Orang yang melakukan amal ibadah itu pasti punya pengharapan kepada Alloh, meminta kepada Alloh supaya yang di harapkannya di berikan allah, akan tetapi jangan sampai orang beramal itu bergantung pada amalnya, karena hakikatnya yang menggerakkan amal ibadah itu adalah Alloh sehingga apa bila terjadi kesalahan, seperti, terlanjur melakukan maksiat, atau meninggalkan ibadah rutinnya, ia merasa putus asa dan berkurang pengharapannya kepada Alloh. sehingga apa bila berkurang pengharapan kepada rohmat Alloh, maka amalnyapun akan berkurang dan akhirnya berhenti beramal.


seharusnya dalam beramal itu semua di kehendaki dan di jalankan oleh Alloh. sedangkan diri kita hanya sebagai media berlakunya Qudrat Alloh.


Kalimat: Laa ilaha illalloh yang berarti "Tidak ada Tuhan selain alloh" berarti tidak ada tempat:

(📝 berpasra berserah bergantung)

✴bersandar, 

✴berlindung, 

✴berharap

kecuali hanya kepada Alloh, tidak ada yang menghidupkan dan yang mematikan, tidak ada yang memberi dan yang menolak melainkan Alloh.


Pada dasarnya syari'at menyuruh kita berusaha dan beramal. Sedang (pada waktu yang sama) hakikat syari'at (ilmu tasawuf) melarang kita menyandarkan diri pada amal dan usaha itu, supaya tetap bersandar pada karunia dan rahmat Alloh subhanahu wata'ala.

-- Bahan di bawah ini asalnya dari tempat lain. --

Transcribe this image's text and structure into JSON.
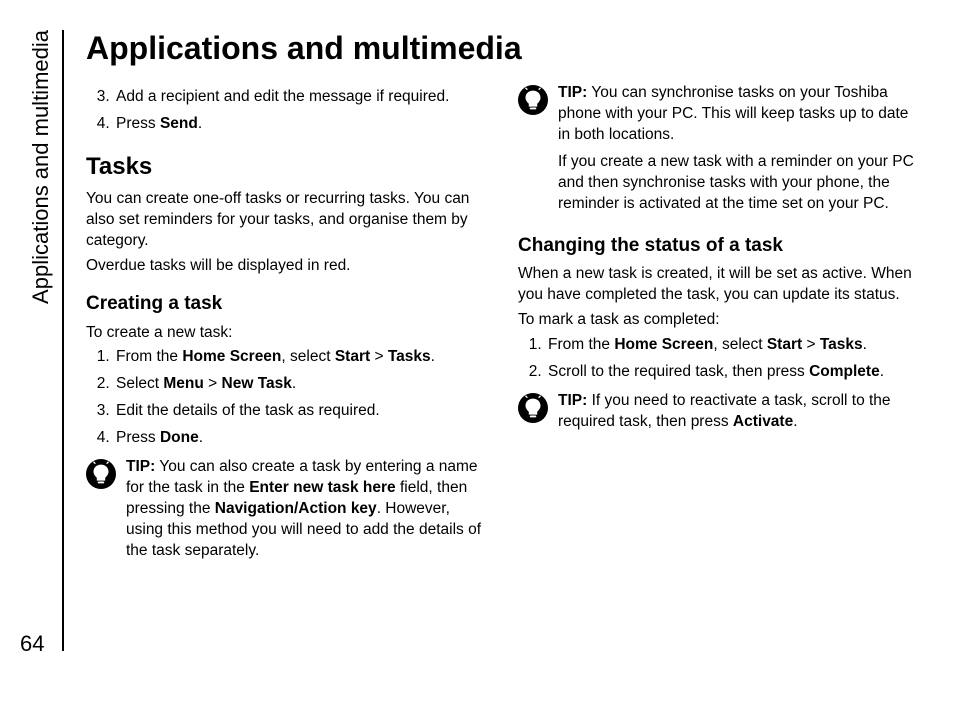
{
  "side_tab": "Applications and multimedia",
  "page_number": "64",
  "title": "Applications and multimedia",
  "col1": {
    "list_top": {
      "item3_a": "Add a recipient and edit the message if required.",
      "item4_a": "Press ",
      "item4_b": "Send",
      "item4_c": "."
    },
    "tasks_h": "Tasks",
    "tasks_p1": "You can create one-off tasks or recurring tasks. You can also set reminders for your tasks, and organise them by category.",
    "tasks_p2": "Overdue tasks will be displayed in red.",
    "creating_h": "Creating a task",
    "creating_intro": "To create a new task:",
    "creating_list": {
      "i1_a": "From the ",
      "i1_b": "Home Screen",
      "i1_c": ", select ",
      "i1_d": "Start",
      "i1_gt": " > ",
      "i1_e": "Tasks",
      "i1_f": ".",
      "i2_a": "Select ",
      "i2_b": "Menu",
      "i2_gt": " > ",
      "i2_c": "New Task",
      "i2_d": ".",
      "i3": "Edit the details of the task as required.",
      "i4_a": "Press ",
      "i4_b": "Done",
      "i4_c": "."
    },
    "tip1": {
      "label": "TIP:",
      "t1": " You can also create a task by entering a name for the task in the ",
      "t2": "Enter new task here",
      "t3": " field, then pressing the ",
      "t4": "Navigation/Action key",
      "t5": ". However, using this method you will need to add the details of the task separately."
    }
  },
  "col2": {
    "tip2": {
      "label": "TIP:",
      "p1": " You can synchronise tasks on your Toshiba phone with your PC. This will keep tasks up to date in both locations.",
      "p2": "If you create a new task with a reminder on your PC and then synchronise tasks with your phone, the reminder is activated at the time set on your PC."
    },
    "changing_h": "Changing the status of a task",
    "changing_p1": "When a new task is created, it will be set as active. When you have completed the task, you can update its status.",
    "changing_intro": "To mark a task as completed:",
    "changing_list": {
      "i1_a": "From the ",
      "i1_b": "Home Screen",
      "i1_c": ", select ",
      "i1_d": "Start",
      "i1_gt": " > ",
      "i1_e": "Tasks",
      "i1_f": ".",
      "i2_a": "Scroll to the required task, then press ",
      "i2_b": "Complete",
      "i2_c": "."
    },
    "tip3": {
      "label": "TIP:",
      "t1": " If you need to reactivate a task, scroll to the required task, then press ",
      "t2": "Activate",
      "t3": "."
    }
  }
}
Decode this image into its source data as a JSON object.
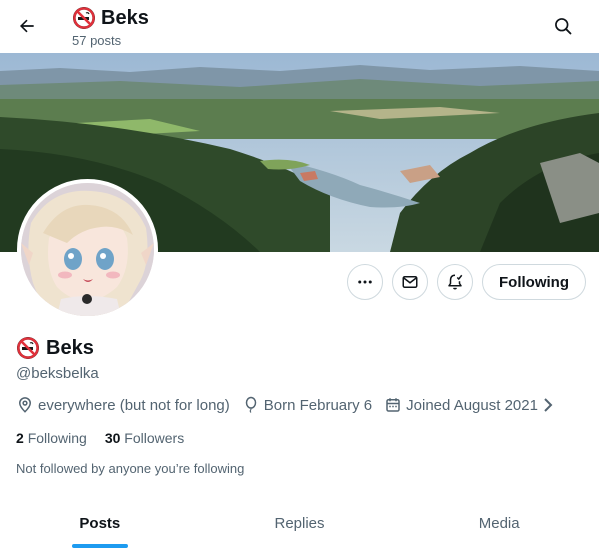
{
  "header": {
    "title": "Beks",
    "posts_count": "57 posts"
  },
  "profile": {
    "display_name": "Beks",
    "handle": "@beksbelka",
    "location": "everywhere (but not for long)",
    "birthday": "Born February 6",
    "joined": "Joined August 2021",
    "following_count": "2",
    "following_label": "Following",
    "followers_count": "30",
    "followers_label": "Followers",
    "followed_note": "Not followed by anyone you’re following"
  },
  "actions": {
    "follow_label": "Following"
  },
  "tabs": [
    {
      "label": "Posts",
      "active": true
    },
    {
      "label": "Replies",
      "active": false
    },
    {
      "label": "Media",
      "active": false
    }
  ],
  "icons": {
    "back": "arrow-left-icon",
    "search": "search-icon",
    "more": "more-icon",
    "message": "envelope-icon",
    "notify": "bell-plus-icon",
    "emoji": "no-smoking-emoji",
    "location": "location-pin-icon",
    "birthday": "balloon-icon",
    "calendar": "calendar-icon"
  },
  "colors": {
    "accent": "#1d9bf0",
    "text": "#0f1419",
    "muted": "#536471",
    "border": "#cfd9de"
  }
}
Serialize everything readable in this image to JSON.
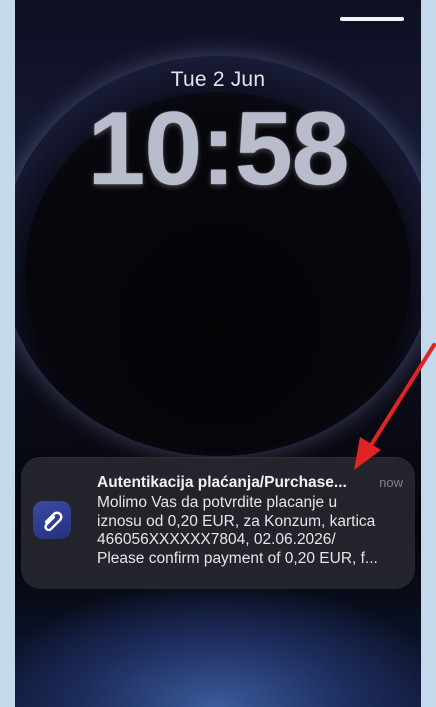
{
  "lock_screen": {
    "date": "Tue 2 Jun",
    "time": "10:58"
  },
  "notification": {
    "app_icon": "paperclip-icon",
    "title": "Autentikacija plaćanja/Purchase...",
    "time": "now",
    "body_lines": [
      "Molimo Vas da potvrdite placanje u",
      "iznosu od 0,20 EUR, za Konzum, kartica",
      "466056XXXXXX7804, 02.06.2026/",
      "Please confirm payment of 0,20 EUR, f..."
    ]
  },
  "annotation": {
    "arrow_icon": "red-arrow-icon",
    "color": "#e02424"
  },
  "colors": {
    "frame_background": "#c4d9ec",
    "notification_background": "#26272e",
    "app_icon_background": "#2e3a93"
  }
}
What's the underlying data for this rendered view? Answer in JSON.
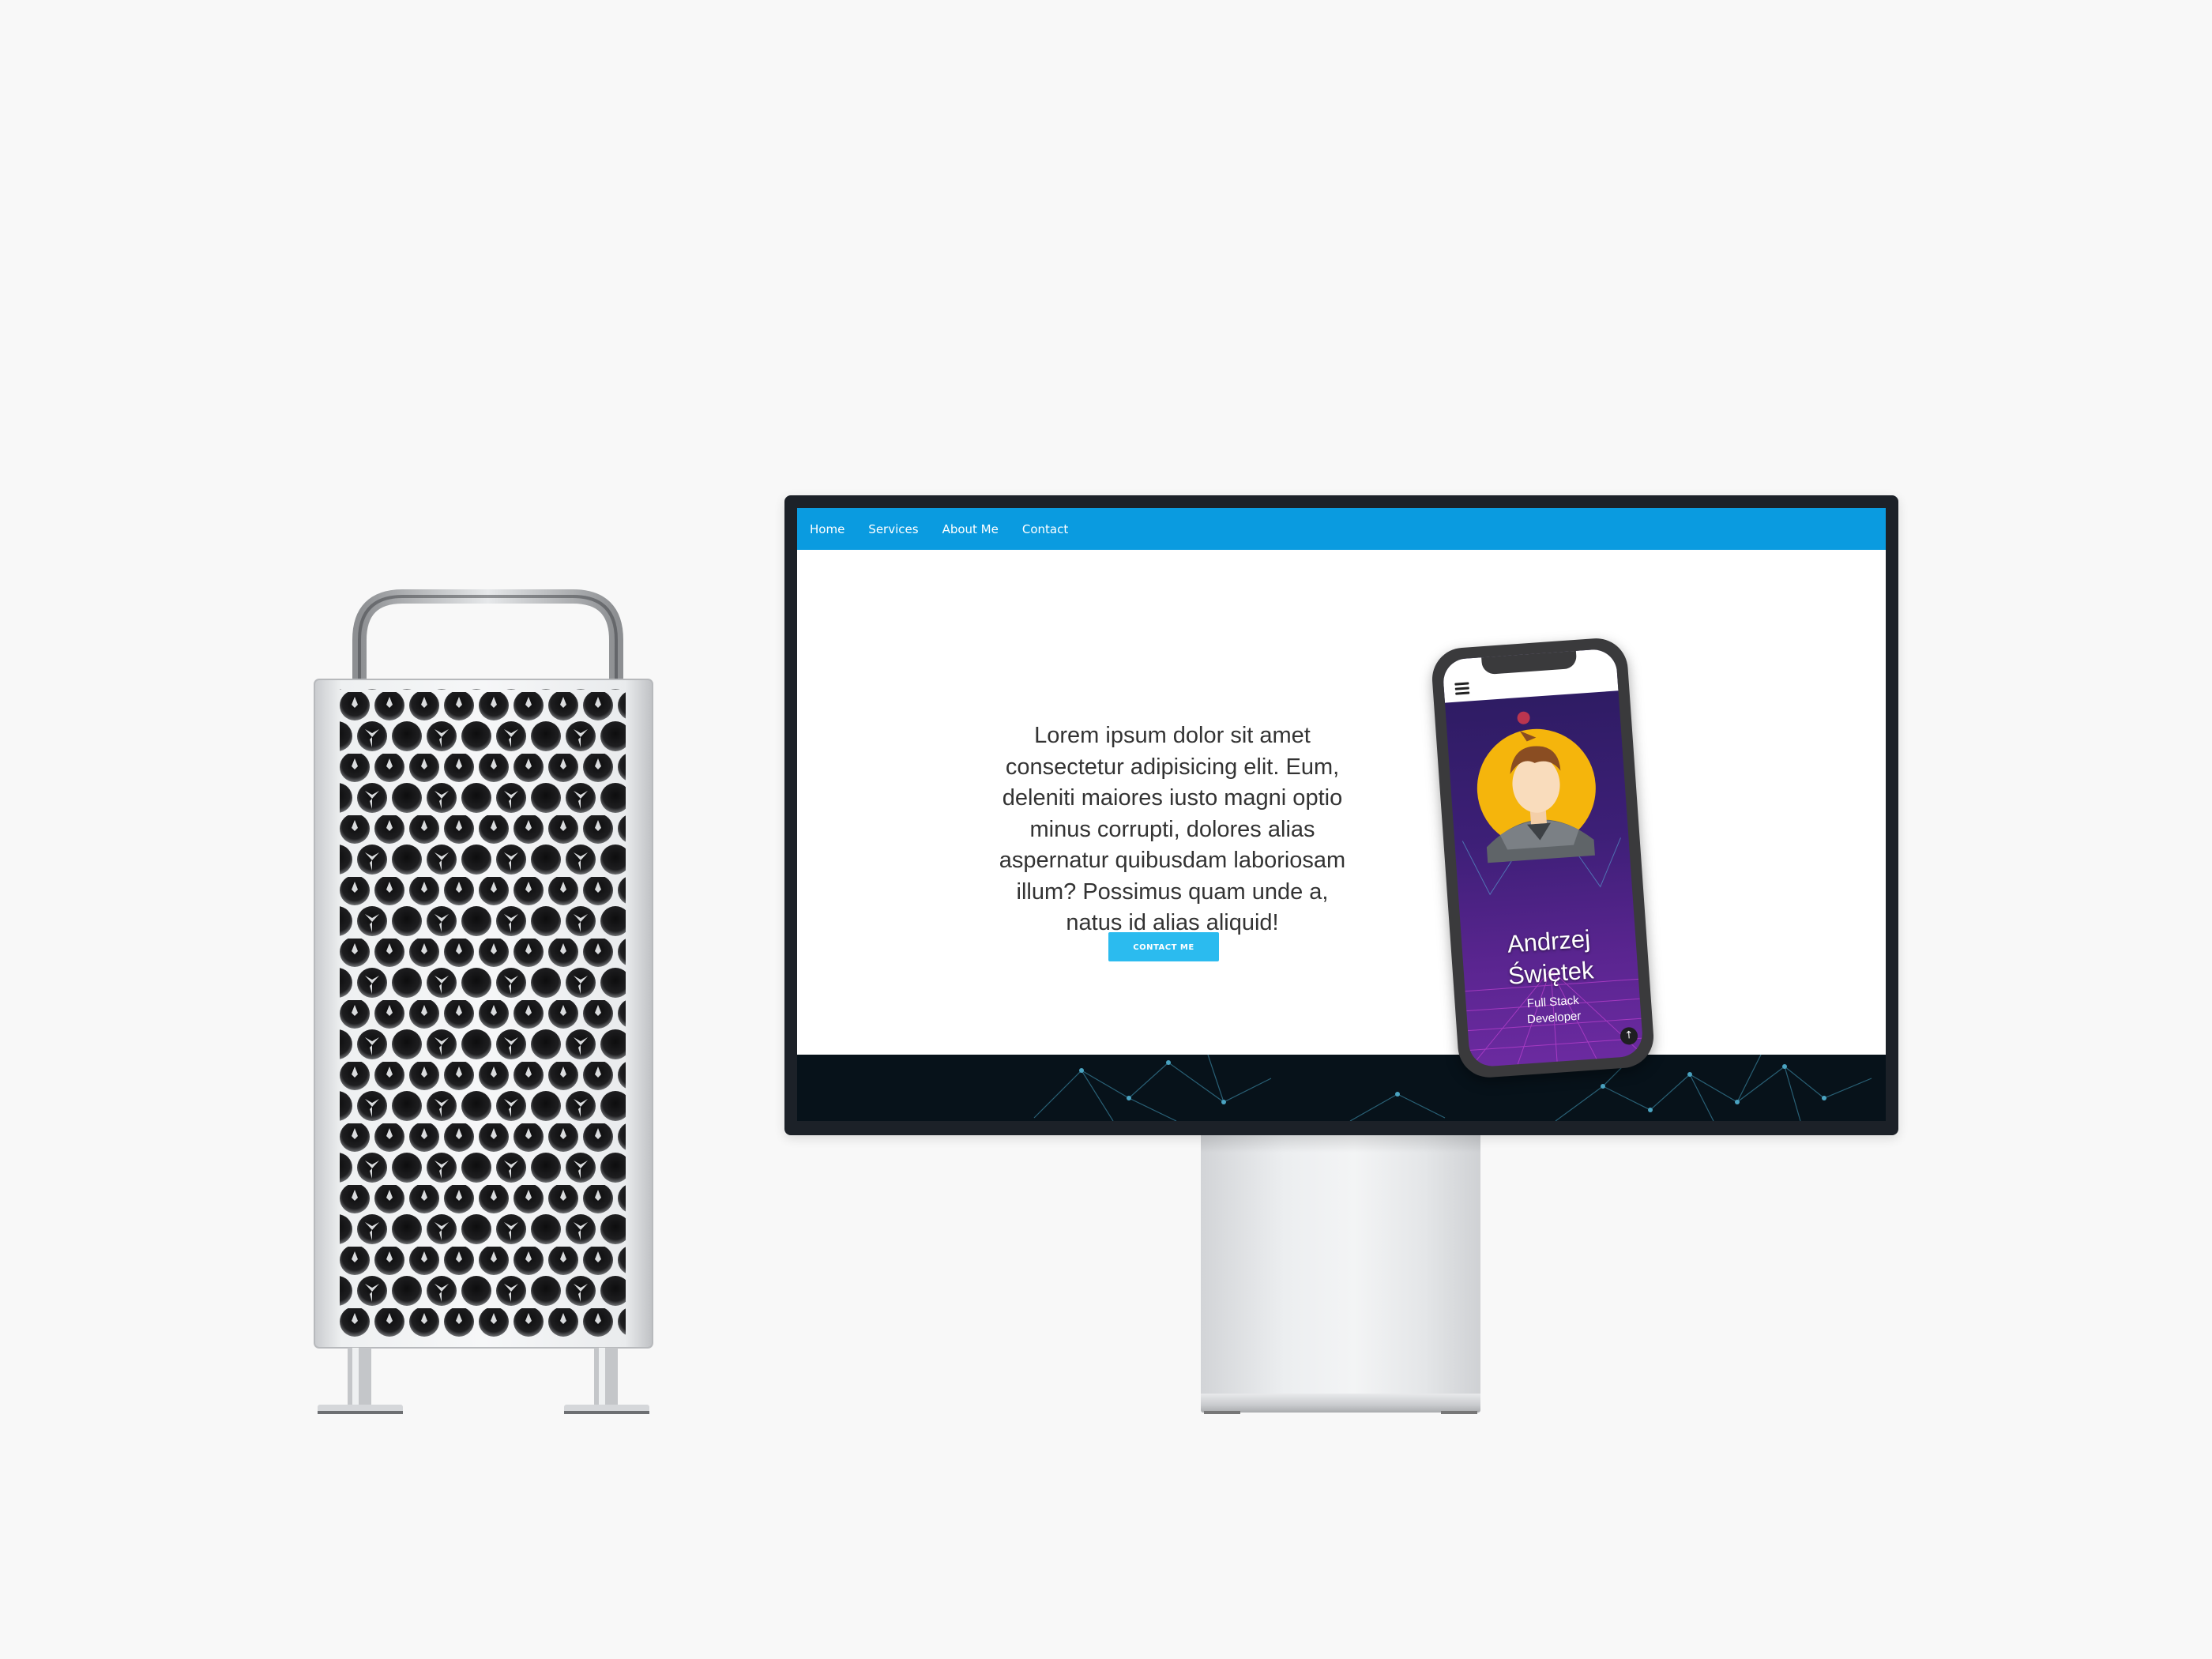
{
  "website": {
    "nav": {
      "items": [
        {
          "label": "Home"
        },
        {
          "label": "Services"
        },
        {
          "label": "About Me"
        },
        {
          "label": "Contact"
        }
      ],
      "color": "#0a9be0"
    },
    "hero": {
      "text": "Lorem ipsum dolor sit amet consectetur adipisicing elit. Eum, deleniti maiores iusto magni optio minus corrupti, dolores alias aspernatur quibusdam laboriosam illum? Possimus quam unde a, natus id alias aliquid!",
      "cta_label": "CONTACT ME",
      "cta_color": "#2bbbef"
    },
    "phone_preview": {
      "first_name": "Andrzej",
      "last_name": "Świętek",
      "role_line1": "Full Stack",
      "role_line2": "Developer",
      "menu_icon": "hamburger-icon",
      "scroll_top_icon": "arrow-up-icon"
    }
  },
  "devices": {
    "tower": "mac-pro-tower",
    "display": "pro-display-monitor"
  }
}
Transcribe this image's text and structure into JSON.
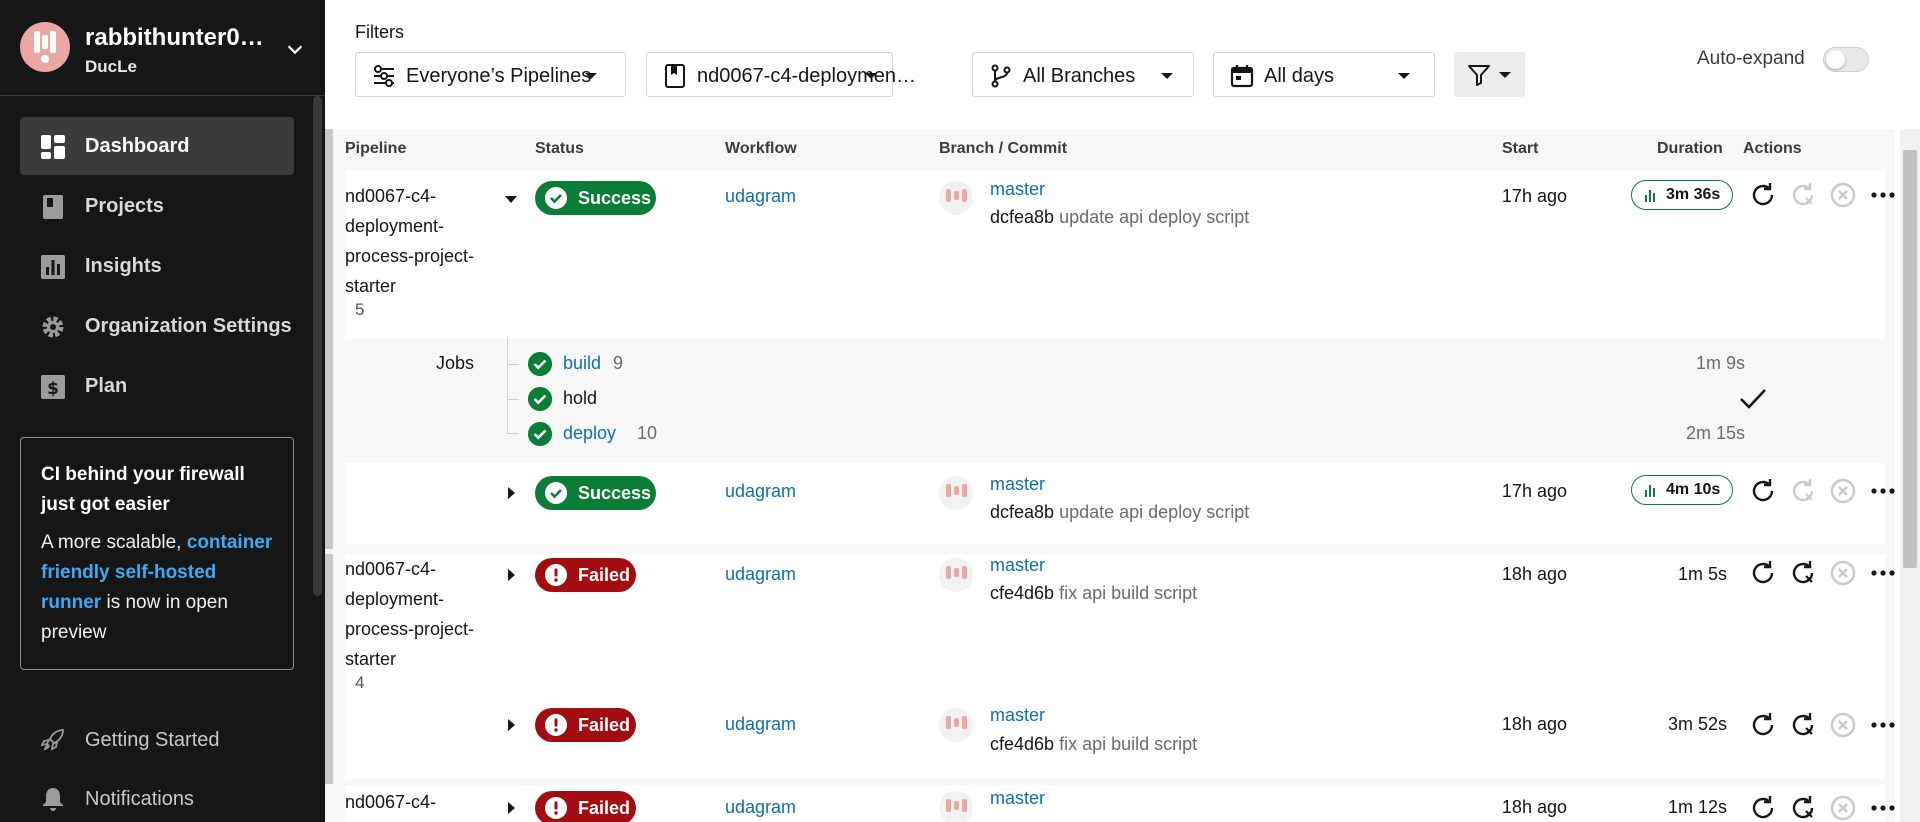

Apa bila kita di larang menyekutukan Alloh dengan berhala, batu, kayu, pohon, kuburan, binatang dan manusia, maka jangan menyekutukan Allah dengan kekuatan diri sendiri (mengandalkan kemampuan diri, dan amal) seakan-akan merasa sudah cukup kuat dapat berdiri sendiri tanpa pertolongan Allah, tanpa rahmat, taufik, hidayat dan karunia Allah subhanahu wata'ala.

Tambahan Admin:

📝karna seharusnya kita hanya

pasrah berserah bersandar, bergantung hanya pada allah, bukan bersandar pada kemampuan diri dan amal yang di perbuat, amal adalah kodratNya dan dosa adalah irodatNya maka janganlah kau putus asah jika terlanjur berbuat dosa, tapi berdoalah pada allah supaya dosa itu menjadi dosa terakhir yang allah takdirkan padamu.)